I believe in force, it is all my way. I do hobble him, I do tie him, I do ride him hard and alot and yet whenever he gets the chance this is how he likes to approach me. Head in my chest, I scratch his cheeks and ears and whisper sweet nothings in his ears. After a hard run we stop at the head of the laneway, I dismount, loosen the girth and then stand in front of him while he puts his head against my chest and I tell him what a good boy he was.

I tried pulling the picture but can not. It is too large.


----------



## mom2pride (May 5, 2009)

If he has had so many homes, or bad experiences you may just have to make a point to simply spend time with him; not time necessarily 'doing' things, but just hanging out with him. He's been a show horse, and that's all he's been expected to do, so that's all he really expects to do, and he probably does it well. Unfortunately the show life often leaves out one essential part of the horse's equation...relationship. If you want it with Genie, you are going to have to work for it...Give him every reason to WANT to be with you. Don't go you there with expectations every time you go to his paddock, just go out and be with him, whether he comes to you or not. If you can, have him in a paddock by himself at times, so you can really focus on your relationship, as he will want your company more. 

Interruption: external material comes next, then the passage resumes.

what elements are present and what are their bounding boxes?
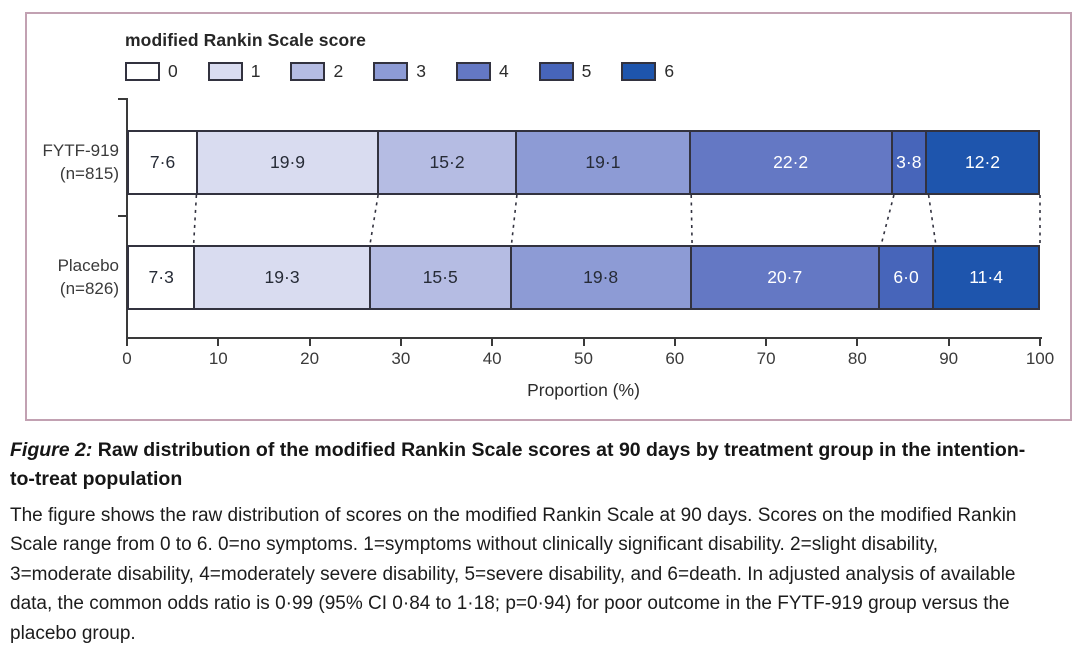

My mare came to me with a rough past; currently I am the only one she trusts. I am okay with that right now, although I know I need to ensure she gains the trust of someone else somewhere down the line, as I will be traveling with the students in the spring, and if something happens I need to know she can be caught and handled by someone. But it has taken literally the months I have had her, for her to realize that I am someone she can trust. I have not pressured her, or forced her to be with me, but she is now choosing to do so. Yes I have had to do some exercises with her to teach her to be caught, but that taught her to stand for me to walk up to her; she has only recently learnt to walk up to me on her own. So while you may not have a horse that doesn't have issues being caught, you do in a way have a horse who doesn't trust people; he's been 'tossed' around from person to person, and now he's at a point where he just doesn't care and isn't interested in bonding with someone. You will have to work extra hard for it. I would spend every moment you can just hanging out with your new horse; take him for walks, brush him, figure out the 'little' things that he enjoys, and do those alot, teach him simple tricks, basically, do alot of stuff on the ground, because this is the place the relationship really forms.


----------



## LoveTheSaddlebreds (Jul 9, 2009)

Thanks mom2pride that helped a lot. 

Yea, all the horses at my barn are either show or lesson horses or both. No one ever really goes into the field unless theyre taking the horses in to ride or feed. 

If I get him, I'll definitely ask he be put in a field by himself or I'll just take him out a lot and hang out with him.


----------